Dorothy Robyn, senior consultant at the Washington-based Brattle Group, spells out the benefits to both consumers and airlines of a transatlantic open skies agreement

Although the USA has negotiated so-called "Open Skies" agreements with 11 of the 15 European Union (EU) countries, the USA and Europe maintain substantial restrictions on transatlantic competition and investment in aviation. This distorts competition and constrains the ability of carriers to adjust to market conditions.

The Brattle Group recently completed a major study which found that air travel would surge and fares would drop if existing restrictions were lifted. At the request of the European Commission, we analysed the economic effects of creating a single, open market in aviation covering Europe and the United States. We concluded that an EU-US "Open Aviation Area" would:

Increase transatlantic travel by up to 11 million passengers a year - up 24%. Boost intra-EU travel by up to an additional 35.7 million passengers a year - a 14% increase. Create about $5.2 billion a year in consumer benefits through lower fares and increased travel, with more than half of those benefits going to transatlantic passengers. Increase economic output in directly related industries by $3.6 billion to $8.1 billion a year.

To arrive at these aggregate figures, we examined three separate efficiency effects that an Open Aviation Area would have.

First, increased competition and consolidation would produce cost savings, because less efficient airlines would be acquired by, or forced to adopt the business practices of, more efficient airlines. Using route-level cost data for EU and US carriers, we identified cost categories with the greatest potential for efficiency gains, and determined a conservative "best practice benchmark" for costs in each category. If all high-cost carriers reduced their costs to the benchmark level, airline costs would drop by 4.2 % - nearly $3 billion a year - largely from improvements in intra-EU operations. Because airlines compete vigorously for passengers, over time these cost savings would get passed on in the form of lower fares.
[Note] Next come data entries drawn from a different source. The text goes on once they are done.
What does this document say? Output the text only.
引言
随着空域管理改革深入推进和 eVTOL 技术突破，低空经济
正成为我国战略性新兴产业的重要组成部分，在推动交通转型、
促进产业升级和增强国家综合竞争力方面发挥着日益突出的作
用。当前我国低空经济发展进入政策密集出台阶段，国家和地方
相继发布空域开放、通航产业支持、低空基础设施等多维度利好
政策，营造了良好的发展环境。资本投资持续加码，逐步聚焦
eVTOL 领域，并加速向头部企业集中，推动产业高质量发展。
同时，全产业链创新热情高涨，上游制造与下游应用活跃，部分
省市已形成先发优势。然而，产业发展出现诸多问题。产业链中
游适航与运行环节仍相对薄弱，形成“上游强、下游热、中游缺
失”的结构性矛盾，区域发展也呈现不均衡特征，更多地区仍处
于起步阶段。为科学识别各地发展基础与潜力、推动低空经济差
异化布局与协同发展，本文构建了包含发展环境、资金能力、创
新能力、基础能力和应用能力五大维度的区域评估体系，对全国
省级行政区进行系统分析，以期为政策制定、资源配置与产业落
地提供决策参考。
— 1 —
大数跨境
Second, improved co-ordination on transatlantic interline routes would lead to lower fares. By permitting mergers and other forms of integration between US and EU carriers, an Open Aviation Area would result in improved price co-ordination on transatlantic interline journeys. When interline carriers can co-ordinate their pricing rather than setting the fare for each segment independently, they reduce their fares so as to increase combined profits. Based on empirical evidence that existing EU-US airline alliances have lowered transatlantic interline fares by 18-28%, we calculated that an Open Aviation Area would bring additional benefits to transatlantic passengers of as much as $1.35 billion a year.

Third, elimination of the four non-Open Skies agreements would lead to increased passenger travel. Current bilateral agreements between the USA and the UK, Greece, Ireland, and Spain restrict the quantity of transatlantic travel. To estimate the impact of replacing these restrictive bilaterals with an Open Aviation Area, we used regression analysis to calculate the impact of the 1990s Open Skies agreements between the USA and other EU countries, which replaced similarly restrictive agreements.

Our analysis - the first rigorous assessment of the impact of Open Skies agreements - shows that these agreements led to a 10% increase overall in the number of transatlantic passengers. By extrapolation, we calculated that eliminating the remaining restrictive bilateral agreements would yield a gain of at least 2.2 million passengers a year, largely on USA-UK routes, and an increase in consumer benefits of between $600 million and $1.5 billion a year. This is a lower-bound estimate, because it is based on the impact of bilateral Open Skies agreements, and an Open Aviation Area would provide for still greater liberalisation.

If an Open Aviation Area is such a good idea, why have not Europe and the USA created one? Largely because of vocal concerns about the potential impact of liberalising international aviation in three key areas: US national security (specifically, the Civil Reserve Air Fleet, which provides commercial airlift in a military emergency); US labour (pilots claim they would be replaced by lower-paid EU counterparts on transatlantic flights); and airline safety. Our study looks in detail at each area of concern. We conclude that an EU-USA Open Aviation Area would maintain if not improve airline safety and US national security, and that harm to US airline workers would be limited.

It is time to listen to the voice of efficiency. Current restrictions impose significant costs on consumers and air carriers alike. An Open Aviation Area would allow EU and US carriers to organise efficiently to offer combined domestic and international air service in the Europe-USA market. Passengers would benefit from lower fares and expanded service options. Airlines would gain as well. With many transatlantic carriers in an economic tailspin, regulatory reform that helps producers and consumers should be a no-brainer.